During the Haughton-Mars Project (HMP)'s 1998 summer field campaign on Devon Island in the Arctic, I proposed a design for a Flag of Mars. The idea of a flag for Mars came up in a casual conversation. As I grew up in France, I jokingly suggested that it should be a tricolour, to symbolize Liberty, with Red, Green and Blue representing the future phases of terraforming Mars. I'm actually not a big fan of terraforming. I don't think it's cost-effective given how much resources and time it would take, let alone the ethics of it in case we do find indigenous alien life on Mars. Instead, to live on other Earth-like worlds, we should try to achieve interstellar travel. That said, on astronomical timescales, as our Sun evolves to become a red giant, Mars will eventually undergo terraforming anyway, so the tricolor evolution of Mars might still symbolize the planet's future. To my surprise, the tricolor flag idea caught on, and this flag now shows up here and there around the world as "the" Flag of Mars. It has even flown in space. In December 1999, astronaut John Grunsfeld carried this Flag of Mars with him aboard Space Shuttle Discovery on NASA's  STS-103 mission.

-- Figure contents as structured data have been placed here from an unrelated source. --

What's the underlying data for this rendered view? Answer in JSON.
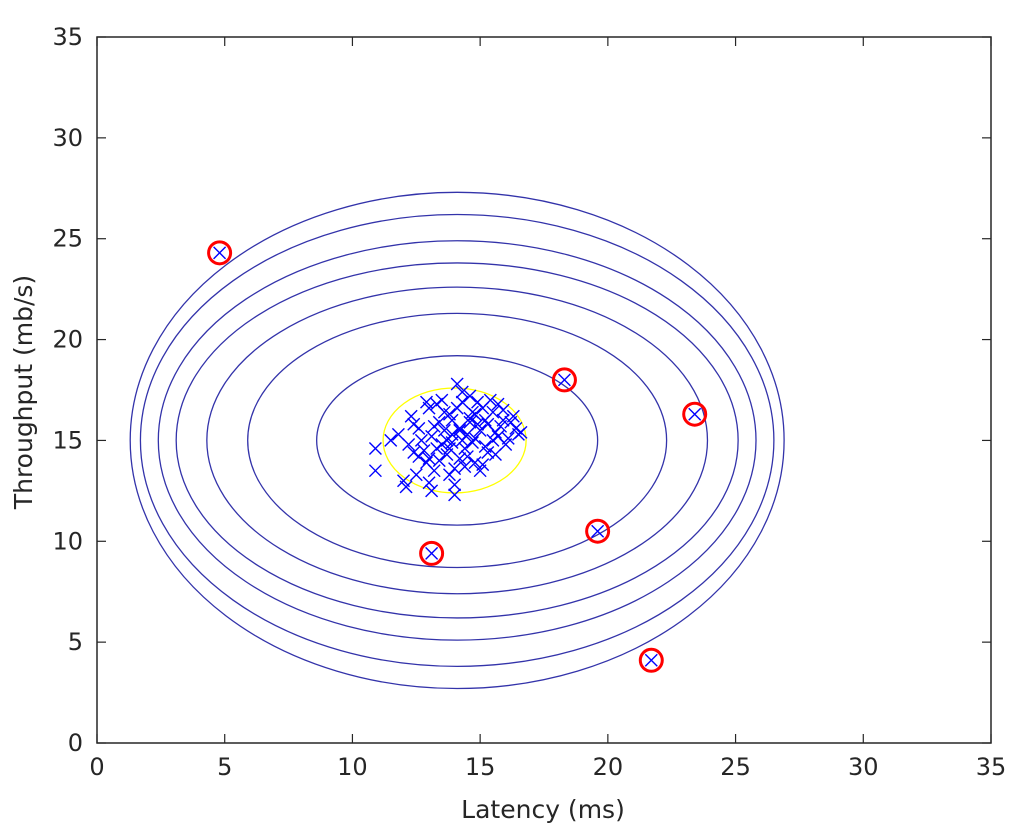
{
  "chart_data": {
    "type": "scatter",
    "title": "",
    "xlabel": "Latency (ms)",
    "ylabel": "Throughput (mb/s)",
    "xlim": [
      0,
      35
    ],
    "ylim": [
      0,
      35
    ],
    "x_ticks": [
      0,
      5,
      10,
      15,
      20,
      25,
      30,
      35
    ],
    "y_ticks": [
      0,
      5,
      10,
      15,
      20,
      25,
      30,
      35
    ],
    "grid": false,
    "box": true,
    "colors": {
      "points": "#0000ff",
      "contours": "#3333aa",
      "threshold_contour": "#ffff00",
      "anomaly_circles": "#ff0000",
      "axis": "#262626"
    },
    "center": [
      14.1,
      15.0
    ],
    "contours": [
      {
        "rx": 5.5,
        "ry": 4.2
      },
      {
        "rx": 8.2,
        "ry": 6.3
      },
      {
        "rx": 9.8,
        "ry": 7.6
      },
      {
        "rx": 11.0,
        "ry": 8.8
      },
      {
        "rx": 11.7,
        "ry": 9.9
      },
      {
        "rx": 12.4,
        "ry": 11.2
      },
      {
        "rx": 12.8,
        "ry": 12.3
      }
    ],
    "threshold_contour": {
      "cx": 14.0,
      "cy": 15.0,
      "rx": 2.8,
      "ry": 2.6
    },
    "cluster": [
      [
        13.1,
        15.2
      ],
      [
        13.5,
        14.8
      ],
      [
        14.2,
        15.6
      ],
      [
        14.8,
        15.1
      ],
      [
        15.2,
        16.0
      ],
      [
        13.8,
        16.3
      ],
      [
        14.5,
        14.2
      ],
      [
        15.6,
        15.4
      ],
      [
        12.8,
        14.5
      ],
      [
        14.0,
        13.6
      ],
      [
        15.9,
        16.5
      ],
      [
        13.3,
        16.8
      ],
      [
        14.6,
        17.2
      ],
      [
        12.4,
        15.8
      ],
      [
        15.3,
        14.4
      ],
      [
        16.2,
        15.9
      ],
      [
        13.9,
        14.9
      ],
      [
        14.3,
        16.9
      ],
      [
        12.9,
        13.9
      ],
      [
        15.0,
        13.5
      ],
      [
        14.1,
        17.8
      ],
      [
        13.0,
        16.6
      ],
      [
        16.5,
        15.3
      ],
      [
        12.6,
        14.2
      ],
      [
        15.7,
        16.8
      ],
      [
        14.9,
        15.8
      ],
      [
        13.6,
        15.5
      ],
      [
        14.4,
        14.6
      ],
      [
        15.5,
        15.0
      ],
      [
        13.2,
        13.5
      ],
      [
        14.7,
        16.4
      ],
      [
        12.3,
        16.2
      ],
      [
        16.0,
        14.8
      ],
      [
        13.4,
        15.9
      ],
      [
        14.0,
        12.8
      ],
      [
        15.1,
        16.6
      ],
      [
        12.7,
        15.0
      ],
      [
        13.7,
        14.3
      ],
      [
        14.8,
        13.9
      ],
      [
        15.8,
        15.7
      ],
      [
        11.8,
        15.3
      ],
      [
        13.9,
        16.0
      ],
      [
        14.2,
        14.1
      ],
      [
        15.4,
        17.0
      ],
      [
        13.1,
        12.5
      ],
      [
        14.5,
        15.3
      ],
      [
        16.3,
        16.2
      ],
      [
        12.5,
        13.3
      ],
      [
        15.2,
        14.7
      ],
      [
        13.5,
        17.0
      ],
      [
        14.6,
        15.9
      ],
      [
        13.8,
        13.3
      ],
      [
        15.0,
        15.5
      ],
      [
        14.3,
        15.0
      ],
      [
        12.2,
        14.8
      ],
      [
        16.1,
        15.1
      ],
      [
        13.0,
        14.1
      ],
      [
        14.9,
        16.9
      ],
      [
        13.6,
        16.4
      ],
      [
        15.6,
        14.3
      ],
      [
        14.1,
        16.6
      ],
      [
        12.9,
        16.9
      ],
      [
        15.3,
        15.8
      ],
      [
        14.4,
        13.7
      ],
      [
        13.3,
        14.6
      ],
      [
        15.9,
        16.0
      ],
      [
        14.7,
        14.9
      ],
      [
        12.6,
        15.6
      ],
      [
        13.9,
        15.3
      ],
      [
        14.0,
        12.3
      ],
      [
        16.4,
        15.6
      ],
      [
        13.2,
        15.7
      ],
      [
        14.6,
        16.1
      ],
      [
        15.1,
        13.8
      ],
      [
        12.4,
        14.4
      ],
      [
        14.2,
        15.5
      ],
      [
        15.7,
        15.2
      ],
      [
        13.7,
        15.0
      ],
      [
        14.8,
        16.3
      ],
      [
        13.4,
        14.0
      ],
      [
        12.0,
        13.0
      ],
      [
        12.1,
        12.7
      ],
      [
        10.9,
        14.6
      ],
      [
        10.9,
        13.5
      ],
      [
        13.0,
        12.9
      ],
      [
        11.5,
        15.0
      ],
      [
        16.6,
        15.4
      ],
      [
        15.5,
        16.4
      ],
      [
        14.3,
        17.4
      ],
      [
        13.8,
        14.6
      ]
    ],
    "anomalies": [
      [
        4.8,
        24.3
      ],
      [
        18.3,
        18.0
      ],
      [
        23.4,
        16.3
      ],
      [
        19.6,
        10.5
      ],
      [
        13.1,
        9.4
      ],
      [
        21.7,
        4.1
      ]
    ]
  }
}
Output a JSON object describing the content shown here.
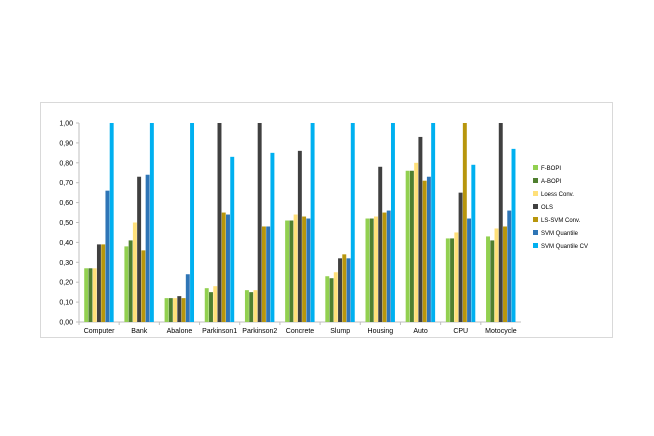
{
  "chart_data": {
    "type": "bar",
    "title": "",
    "xlabel": "",
    "ylabel": "",
    "ylim": [
      0,
      1
    ],
    "yticks": [
      "0,00",
      "0,10",
      "0,20",
      "0,30",
      "0,40",
      "0,50",
      "0,60",
      "0,70",
      "0,80",
      "0,90",
      "1,00"
    ],
    "grid": false,
    "legend_position": "right",
    "categories": [
      "Computer",
      "Bank",
      "Abalone",
      "Parkinson1",
      "Parkinson2",
      "Concrete",
      "Slump",
      "Housing",
      "Auto",
      "CPU",
      "Motocycle"
    ],
    "series": [
      {
        "name": "F-BOPI",
        "color": "#92d050",
        "values": [
          0.27,
          0.38,
          0.12,
          0.17,
          0.16,
          0.51,
          0.23,
          0.52,
          0.76,
          0.42,
          0.43
        ]
      },
      {
        "name": "A-BOPI",
        "color": "#4f7f2f",
        "values": [
          0.27,
          0.41,
          0.12,
          0.15,
          0.15,
          0.51,
          0.22,
          0.52,
          0.76,
          0.42,
          0.41
        ]
      },
      {
        "name": "Loess Conv.",
        "color": "#ffe07a",
        "values": [
          0.27,
          0.5,
          0.12,
          0.18,
          0.16,
          0.54,
          0.25,
          0.53,
          0.8,
          0.45,
          0.47
        ]
      },
      {
        "name": "OLS",
        "color": "#404040",
        "values": [
          0.39,
          0.73,
          0.13,
          1.0,
          1.0,
          0.86,
          0.32,
          0.78,
          0.93,
          0.65,
          1.0
        ]
      },
      {
        "name": "LS-SVM Conv.",
        "color": "#b8960c",
        "values": [
          0.39,
          0.36,
          0.12,
          0.55,
          0.48,
          0.53,
          0.34,
          0.55,
          0.71,
          1.0,
          0.48
        ]
      },
      {
        "name": "SVM Quantile",
        "color": "#2e75b6",
        "values": [
          0.66,
          0.74,
          0.24,
          0.54,
          0.48,
          0.52,
          0.32,
          0.56,
          0.73,
          0.52,
          0.56
        ]
      },
      {
        "name": "SVM Quantile CV",
        "color": "#00b0f0",
        "values": [
          1.0,
          1.0,
          1.0,
          0.83,
          0.85,
          1.0,
          1.0,
          1.0,
          1.0,
          0.79,
          0.87
        ]
      }
    ]
  }
}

The Flag of Mars has no official standing. It is not intended to represent a territorial claim, nor to encourage future humans on Mars to sucede from Earth. While it is inspired in part by the terraforming sequence, human-induced or natural, it is not intended to advocate terraforming. To me, it is more a symbol of humanity's quest to explore Mars, and of the wonderful future Mars might have, especially when the Sun becomes a red giant, which it will. When humans explore Mars, or if they ever live there, I hope they will do so ethically and esthetically. Otherwise, don't fly "my" Flag of Mars.



The Flag of Mars may be flown or worn anywhere anytime on Earth, on Mars, or in SpaceTime. Be respectful of local customs. Exercise good judgment for appropriateness. The Flag of Mars may be burned if you are really out of fuel and happen to be in an oxygen-rich atmosphere, and especially if you ever need to signal your presence in a vast barren desert.



The proportions of the Flag of Mars are 2:3. In the Pantone Color Matching System (PCMS), the red should be the "Red Clay" 18-1454, the green the "Mint Green" 17-6333, and the blue the "Imperial Blue" 19-4245. Note: Pantone has red colors called "Mars Red" and "High Risk Red", but these appeared too dark and dull to me. The Pantone "Red Clay" is more orange and brown. It got my vote. Given the abundance of clays on Mars, "Red Clay" was also a good fit. The Pantone "Mint Green" seemed refreshingly primordial to me. It's more "algal" than other greens. The Pantone "Imperial Blue" also felt right for blue. It is perhaps ironic that a celebration of Exploration and Liberty would end with Imperial Blue. But oh well, I thought it looked nice.